Don’t get me wrong, I’m all for allowing people to invest their super as they please. Yet, just as we are starting to see some signs of doubts on the market and a possible cooling, they are rekindling the fire.

A bond aggregator

And it is not just using super. The government is looking to make rents cheaper.

From the Sydney Morning Herald:

The federal government could establish an Affordable Housing Finance Corporation that would use a so-called “bond aggregator” model to kick-start tens of millions of dollars in investment in community and social housing around Australia.

Such a body would complement, not replace, the investment in rental stock by mum and dad investors and help keep housing affordable for people who rent.

A 2016 COAG report on the National Affordable Housing Agreement struck by the Rudd government in 2009, said the number of Australians in rental stress had risen, not fallen, the number of homeless people had risen, and there was no evidence that more Indigenous Australians own their own homes.

Rather than change Australia’s negative gearing tax rules, Mr Morrison will point to the success of the Housing Finance Corporation in Britain, which has provided more than £5 billion ($8.2 billion) in loans for affordable housing.

Therefore, the Australian government “is establishing a taskforce to look at harnessing large-scale private investment through a bond aggregator concept. The bond aggregator would issue bonds to the market, and on-lend these funds to community housing providers – allowing them to access cheaper and longer-term finance.”

That’s right, with more debt.

I got nothing

Meanwhile, on the other side of the Pacific, US President Donald Trump has held a much awaited meeting with Chinese President Xi Jinping in Florida.

If you were expecting Trump style drama, you would have been sorely disappointed.

Things were quite friendly and low key, as both leaders ‘developed a friendship’.

Well, except for the US military striking back at Syria for using chemical weapons right in the middle of the summit. So much for Trump’s promise on US isolationism.

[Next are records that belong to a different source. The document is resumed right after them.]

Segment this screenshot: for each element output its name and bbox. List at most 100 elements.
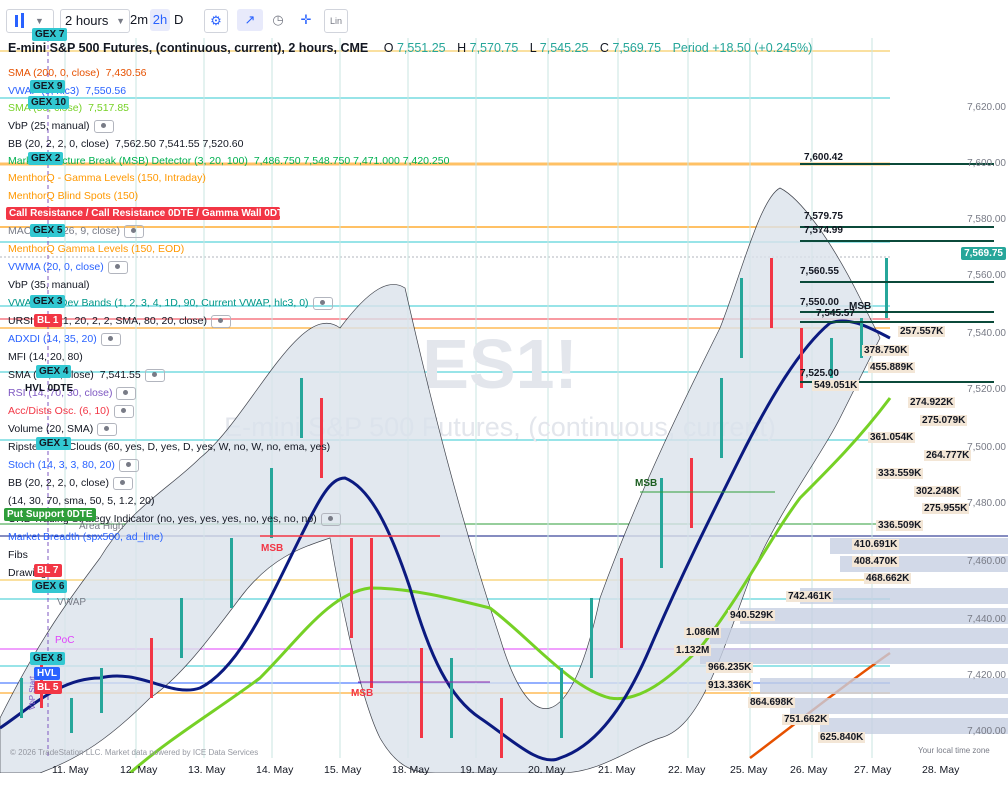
legend-row[interactable]: (14, 30, 70, sma, 50, 5, 1.2, 20): [8, 494, 155, 508]
visibility-eye-icon[interactable]: [97, 422, 118, 436]
visibility-eye-icon[interactable]: [320, 512, 341, 526]
date-tick-label: 12. May: [120, 764, 158, 776]
interval-label: 2 hours: [65, 13, 109, 28]
visibility-eye-icon[interactable]: [116, 386, 137, 400]
interval-2h-button[interactable]: 2h: [150, 9, 170, 31]
date-tick-label: 18. May: [392, 764, 430, 776]
volume-profile-label: 1.086M: [684, 627, 722, 638]
visibility-eye-icon[interactable]: [124, 224, 145, 238]
low-value: 7,545.25: [539, 41, 589, 55]
legend-row[interactable]: SMA (20, 0, close)7,541.55: [8, 368, 165, 382]
price-tick-label: 7,440.00: [967, 614, 1006, 625]
legend-text: MenthorQ - Gamma Levels (150, Intraday): [8, 172, 206, 184]
timezone-label: Your local time zone: [918, 746, 990, 755]
volume-profile-label: 864.698K: [748, 697, 796, 708]
volume-profile-label: 1.132M: [674, 645, 712, 656]
legend-row[interactable]: VWMA (20, 0, close): [8, 260, 128, 274]
legend-value: 7,486.750 7,548.750 7,471.000 7,420.250: [253, 155, 450, 167]
legend-row[interactable]: SMA (200, 0, close) 7,430.56: [8, 66, 147, 80]
price-tick-label: 7,560.00: [967, 270, 1006, 281]
legend-row[interactable]: Acc/Dists Osc. (6, 10): [8, 404, 134, 418]
legend-row[interactable]: VbP (35, manual): [8, 278, 90, 292]
visibility-eye-icon[interactable]: [107, 260, 128, 274]
hvl-tag: HVL: [34, 667, 60, 680]
legend-value: 7,562.50 7,541.55 7,520.60: [114, 138, 244, 150]
date-tick-label: 19. May: [460, 764, 498, 776]
visibility-eye-icon[interactable]: [93, 119, 114, 133]
legend-row[interactable]: Volume (20, SMA): [8, 422, 118, 436]
interval-dropdown[interactable]: 2 hours ▼: [60, 9, 130, 33]
legend-row[interactable]: VbP (25, manual): [8, 119, 114, 133]
visibility-eye-icon[interactable]: [100, 332, 121, 346]
visibility-eye-icon[interactable]: [112, 476, 133, 490]
high-value: 7,570.75: [469, 41, 519, 55]
vbp-start-label: VbP Start: [28, 675, 37, 710]
visibility-eye-icon[interactable]: [211, 314, 232, 328]
symbol-header: E-mini S&P 500 Futures, (continuous, cur…: [8, 41, 812, 55]
legend-row[interactable]: MenthorQ Blind Spots (150): [8, 189, 138, 203]
gex-5-tag: GEX 5: [30, 224, 66, 237]
candlestick-icon: [15, 15, 18, 27]
date-tick-label: 27. May: [854, 764, 892, 776]
date-tick-label: 22. May: [668, 764, 706, 776]
log-scale-toggle[interactable]: Lin: [324, 9, 348, 33]
gex-4-tag: GEX 4: [36, 365, 72, 378]
visibility-eye-icon[interactable]: [118, 458, 139, 472]
price-tick-label: 7,480.00: [967, 498, 1006, 509]
gear-icon: ⚙: [210, 13, 222, 28]
legend-text: Volume (20, SMA): [8, 423, 94, 435]
crosshair-icon: ✛: [300, 12, 312, 27]
legend-row[interactable]: BB (20, 2, 2, 0, close) 7,562.50 7,541.55…: [8, 137, 243, 151]
gex-3-tag: GEX 3: [30, 295, 66, 308]
legend-row[interactable]: MACD (12, 26, 9, close): [8, 224, 145, 238]
visibility-eye-icon[interactable]: [144, 368, 165, 382]
crosshair-button[interactable]: ✛: [294, 9, 318, 31]
open-label: O: [383, 41, 394, 55]
level-label: 7,579.75: [804, 211, 843, 222]
level-label: 7,525.00: [800, 368, 839, 379]
interval-2m-button[interactable]: 2m: [130, 9, 148, 31]
volume-profile-label: 410.691K: [852, 539, 900, 550]
legend-text: MenthorQ Blind Spots (150): [8, 190, 139, 202]
legend-row[interactable]: MenthorQ - Gamma Levels (150, Intraday): [8, 171, 206, 185]
interval-d-button[interactable]: D: [174, 9, 184, 31]
volume-profile-label: 549.051K: [812, 380, 860, 391]
volume-profile-label: 468.662K: [864, 573, 912, 584]
legend-text: MenthorQ Gamma Levels (150, EOD): [8, 243, 185, 255]
volume-profile-label: 257.557K: [898, 326, 946, 337]
drawing-tool-button[interactable]: ↗: [237, 9, 263, 31]
replay-button[interactable]: ◷: [266, 9, 290, 31]
date-tick-label: 11. May: [52, 764, 89, 776]
legend-row[interactable]: ADXDI (14, 35, 20): [8, 332, 121, 346]
volume-profile-label: 378.750K: [862, 345, 910, 356]
volume-profile-label: 361.054K: [868, 432, 916, 443]
legend-text: SMA (200, 0, close): [8, 67, 100, 79]
legend-text: VbP (35, manual): [8, 279, 90, 291]
legend-row[interactable]: BB (20, 2, 2, 0, close): [8, 476, 133, 490]
gex-9-tag: GEX 9: [30, 80, 66, 93]
bl-5-tag: BL 5: [34, 681, 62, 694]
volume-profile-label: 275.079K: [920, 415, 968, 426]
volume-profile-label: 333.559K: [876, 468, 924, 479]
visibility-eye-icon[interactable]: [113, 404, 134, 418]
price-tick-label: 7,580.00: [967, 214, 1006, 225]
period-change: Period +18.50 (+0.245%): [672, 41, 813, 55]
legend-row[interactable]: Fibs: [8, 548, 28, 562]
price-tick-label: 7,400.00: [967, 726, 1006, 737]
settings-button[interactable]: ⚙: [204, 9, 228, 33]
legend-text: Acc/Dists Osc. (6, 10): [8, 405, 110, 417]
legend-row[interactable]: Stoch (14, 3, 3, 80, 20): [8, 458, 139, 472]
legend-row[interactable]: MenthorQ Gamma Levels (150, EOD): [8, 242, 184, 256]
candlestick-icon-2: [21, 13, 24, 28]
date-tick-label: 14. May: [256, 764, 294, 776]
area-high-label: Area High: [79, 521, 124, 532]
legend-row[interactable]: Market Structure Break (MSB) Detector (3…: [8, 154, 449, 168]
gex-8-tag: GEX 8: [30, 652, 66, 665]
price-tick-label: 7,600.00: [967, 158, 1006, 169]
volume-profile-label: 302.248K: [914, 486, 962, 497]
date-tick-label: 21. May: [598, 764, 636, 776]
legend-row[interactable]: MFI (14, 20, 80): [8, 350, 83, 364]
visibility-eye-icon[interactable]: [312, 296, 333, 310]
legend-value: 7,517.85: [88, 102, 129, 114]
legend-text: Fibs: [8, 549, 28, 561]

Trump sent a message of strength after the failing debacle surrounding Obamacare, and in the process, ended the honeymoon with Russia.

But back to the meeting with Jinping.

Both sides were full of praise. Trump tweeted:

Tremendous goodwill and friendship was formed, but only time will tell on trade.

So far I have gotten nothing,” Trump joked to reporters at one point. “Absolutely nothing.

Things were kept friendly because they avoided talking about the two contentious issues: North Korea and trade.

Instead, they agreed on 100 days of talking trade.

No mention on tariffs, or of currency manipulation.

Yep, they both came out delivering nothing on trade; they just gained time. And it was a huge success.